Pada polling Litbang Kompas yang terbit pada Senin (9/12/2019), responden yang berasal dari masyarakat menyebutkan mental atau karaktaer yang korup menjadi faktor utama kepala daerah melakukan korupsi. Disusul dengan sistem pencegahan pengawasan keuangan yang tidak efektif, sistem politik biaya tinggi. Terakhir, persoalan ekonomi dan biaya hidup yang mendorong korupsi.

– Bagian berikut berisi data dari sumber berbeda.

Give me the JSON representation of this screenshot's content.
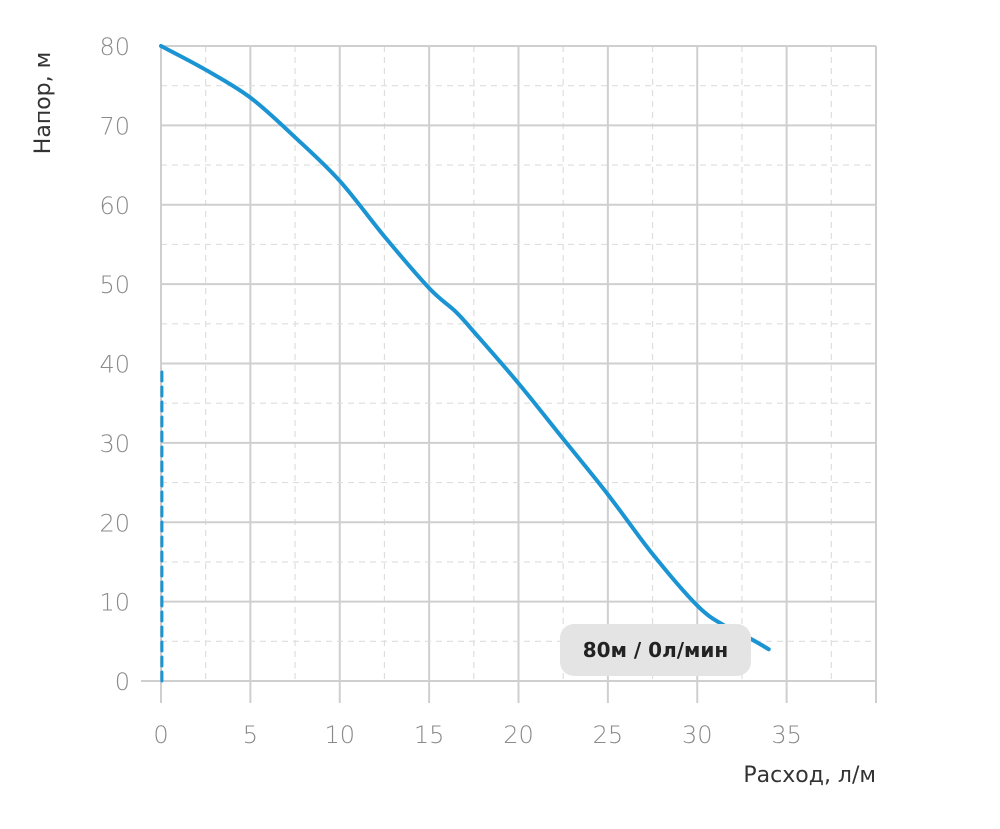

Adapun dari pengolahan data dari data milik Komisi Pemberantasan Korupsi oleh Litbang Kompas, diperoleh 73,4 persen dari jumlah 121 kepala daerah yang diproses KPK ditetapkan terlibat korupsi pada periode pertamanya. Untuk rentang masa jabatan, sebanyak 37,4 persen saat masih 1-2 tahun menjabat. Kemudian, 28,8 persen saat menjabat 3-4 tahun menjabat. Sisanya saat 5 tahun dan pasca periode pemerintahan.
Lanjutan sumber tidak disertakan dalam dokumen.